학술논문

Automatic Segmentation of Dental Root Canal and Merging with Crown Shape.
Document Type
Academic Journal
Source
Publisher: [IEEE] Country of Publication: United States NLM ID: 101763872 Publication Model: Print Cited Medium: Internet ISSN: 2694-0604 (Electronic) Linking ISSN: 23757477 NLM ISO Abbreviation: Annu Int Conf IEEE Eng Med Biol Soc Subsets: MEDLINE
Subject
Language
English
Abstract
In this paper, machine learning approaches are proposed to support dental researchers and clinicians to study the shape and position of dental crowns and roots, by implementing a Patient Specific Classification and Prediction tool that includes RootCanalSeg and DentalModelSeg algorithms and then merges the output of these tools for intraoral scanning and volumetric dental imaging.
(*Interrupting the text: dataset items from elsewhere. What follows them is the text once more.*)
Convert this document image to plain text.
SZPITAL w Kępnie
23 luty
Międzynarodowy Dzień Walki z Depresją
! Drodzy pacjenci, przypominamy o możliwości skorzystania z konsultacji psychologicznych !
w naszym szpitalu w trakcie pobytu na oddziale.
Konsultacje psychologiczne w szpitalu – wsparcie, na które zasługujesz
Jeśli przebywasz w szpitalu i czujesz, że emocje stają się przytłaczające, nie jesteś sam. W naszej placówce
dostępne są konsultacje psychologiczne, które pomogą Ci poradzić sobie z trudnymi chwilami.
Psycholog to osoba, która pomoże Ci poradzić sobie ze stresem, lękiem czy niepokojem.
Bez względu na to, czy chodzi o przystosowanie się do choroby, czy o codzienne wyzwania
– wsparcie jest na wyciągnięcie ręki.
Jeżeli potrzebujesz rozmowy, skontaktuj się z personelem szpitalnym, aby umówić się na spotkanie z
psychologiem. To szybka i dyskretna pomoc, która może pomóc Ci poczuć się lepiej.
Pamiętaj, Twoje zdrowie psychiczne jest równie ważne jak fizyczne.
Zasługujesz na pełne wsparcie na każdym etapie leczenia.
RootCanalSeg combines image processing and machine learning approaches to automatically segment the root canals of the lower and upper jaws from large datasets, providing clinical information on tooth long axis for orthodontics, endodontics, prosthodontic and restorative dentistry procedures. DentalModelSeg includes segmenting the teeth from the crown shape to provide clinical information on each individual tooth. The merging algorithm then allows users to integrate dental models for quantitative assessments. Precision in dentistry has been mainly driven by dental crown surface characteristics, but information on tooth root morphology and position is important for successful root canal preparation, pulp regeneration, planning of orthodontic movement, restorative and implant dentistry. In this paper we propose a patient specific classification and prediction of dental root canal and crown shape analysis workflow that employs image processing and machine learning methods to analyze crown surfaces, obtained by intraoral scanners, and three-dimensional volumetric images of the jaws and teeth root canals, obtained by cone beam computed tomography (CBCT).